Les régions du Maghreb et du Sahel ont été déstabilisées par les attaques de l'OTAN en 2011 contre la Libye qui ont entraîné la chute de Mouammar Kadhafi. Le régime de Kadhafi était une pierre angulaire servant à stabiliser militairement et économiquement les relations au Sahel, il mitigeait les conflits en apportant une aide économique afin d'assouplir les vieilles tensions entre le peuple touareg et les régimes malien et nigérien.
Les éléments affiliés à Al Quaïda qui ont afflué en Libye en 2011 opérant comme la tête de lance de l'occident pour faire tomber Kadhafi, étendent maintenant leur influence dans toute la région du Sahel et de l'Afrique occidentale au milieu du bain de sang qui en résulte.
Les États-Unis et les puissances impérialistes européennes se servent des conséquences de la guerre en Libye pour justifier l'expansion des opérations militaires dans toute l'Afrique, sous le couvert de la lutte contre Al Quaïda et les forces associées.

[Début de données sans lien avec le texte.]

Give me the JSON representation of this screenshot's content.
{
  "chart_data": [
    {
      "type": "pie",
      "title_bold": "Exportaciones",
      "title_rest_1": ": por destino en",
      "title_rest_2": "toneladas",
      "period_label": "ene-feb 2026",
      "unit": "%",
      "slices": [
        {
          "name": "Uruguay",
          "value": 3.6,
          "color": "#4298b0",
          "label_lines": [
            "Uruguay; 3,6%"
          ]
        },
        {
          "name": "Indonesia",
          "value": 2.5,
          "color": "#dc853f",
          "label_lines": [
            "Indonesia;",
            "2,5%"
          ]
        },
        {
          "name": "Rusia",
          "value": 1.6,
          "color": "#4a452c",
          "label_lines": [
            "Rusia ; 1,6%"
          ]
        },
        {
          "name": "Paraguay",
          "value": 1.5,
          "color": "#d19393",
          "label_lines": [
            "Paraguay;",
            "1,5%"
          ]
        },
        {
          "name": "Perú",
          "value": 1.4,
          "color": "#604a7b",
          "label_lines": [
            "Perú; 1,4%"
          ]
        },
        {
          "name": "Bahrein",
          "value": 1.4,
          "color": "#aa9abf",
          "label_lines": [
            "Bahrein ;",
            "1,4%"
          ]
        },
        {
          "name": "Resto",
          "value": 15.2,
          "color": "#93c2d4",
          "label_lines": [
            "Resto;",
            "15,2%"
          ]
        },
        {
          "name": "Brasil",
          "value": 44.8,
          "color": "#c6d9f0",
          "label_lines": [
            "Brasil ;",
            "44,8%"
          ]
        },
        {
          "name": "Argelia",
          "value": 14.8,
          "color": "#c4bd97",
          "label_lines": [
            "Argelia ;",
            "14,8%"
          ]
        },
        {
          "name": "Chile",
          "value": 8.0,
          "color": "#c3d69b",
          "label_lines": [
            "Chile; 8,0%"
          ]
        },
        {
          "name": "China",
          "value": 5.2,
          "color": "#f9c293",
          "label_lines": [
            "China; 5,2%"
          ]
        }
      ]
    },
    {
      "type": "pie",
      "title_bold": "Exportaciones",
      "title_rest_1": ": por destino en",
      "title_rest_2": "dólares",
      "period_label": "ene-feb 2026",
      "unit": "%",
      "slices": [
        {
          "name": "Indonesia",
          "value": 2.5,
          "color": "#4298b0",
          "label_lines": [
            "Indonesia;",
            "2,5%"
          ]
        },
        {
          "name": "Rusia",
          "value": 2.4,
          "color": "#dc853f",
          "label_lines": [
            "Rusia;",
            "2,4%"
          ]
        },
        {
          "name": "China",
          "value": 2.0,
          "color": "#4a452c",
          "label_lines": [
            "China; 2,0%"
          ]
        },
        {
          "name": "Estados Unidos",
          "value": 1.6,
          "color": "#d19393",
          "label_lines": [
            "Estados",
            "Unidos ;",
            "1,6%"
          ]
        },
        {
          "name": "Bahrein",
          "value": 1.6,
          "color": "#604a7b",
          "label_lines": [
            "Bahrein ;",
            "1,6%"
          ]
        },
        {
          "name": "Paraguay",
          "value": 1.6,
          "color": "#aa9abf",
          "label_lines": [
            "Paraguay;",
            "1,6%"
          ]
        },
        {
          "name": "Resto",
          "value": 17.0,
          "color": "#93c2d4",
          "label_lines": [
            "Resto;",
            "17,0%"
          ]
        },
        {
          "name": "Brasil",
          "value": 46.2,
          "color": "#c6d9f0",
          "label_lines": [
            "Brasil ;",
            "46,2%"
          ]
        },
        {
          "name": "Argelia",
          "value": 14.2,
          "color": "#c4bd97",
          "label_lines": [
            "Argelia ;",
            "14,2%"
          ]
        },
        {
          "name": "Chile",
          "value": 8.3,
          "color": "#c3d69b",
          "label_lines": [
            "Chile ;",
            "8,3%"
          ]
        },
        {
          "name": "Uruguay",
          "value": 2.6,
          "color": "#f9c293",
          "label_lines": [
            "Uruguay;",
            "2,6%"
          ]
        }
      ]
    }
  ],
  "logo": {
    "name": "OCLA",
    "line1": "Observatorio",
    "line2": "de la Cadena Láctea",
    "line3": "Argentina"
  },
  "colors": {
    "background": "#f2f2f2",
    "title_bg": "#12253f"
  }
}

Depuis 2012, des vols de surveillance en appareil Pilatus PC-12 sont opérés depuis l'aéroport international Diori Hamani de Niamey. Des drones Predator mènent des opérations de surveillance en Afrique de l'Ouest depuis que les États-Unis et le Niger ont signé un accord en janvier sur l'établissement d'une base de drones. Un contingent d'approximativement 100 soldats américains a été envoyé au Niger, clairement pour gérer la base de drones.
Une base américaine de drones devrait s'ouvrir à Ouagadougou, capitale du Burkina Faso, à la fin de l'année, étendant les capacités de surveillance américaines en Afrique de l'Ouest. L'aéroport de Ouagadougou sert actuellement de point central à l'espionnage américain en Afrique, utilisant les petits avions PC-12 pour des vols de surveillance sur le Mali, la Mauritanie, et le désert saharien.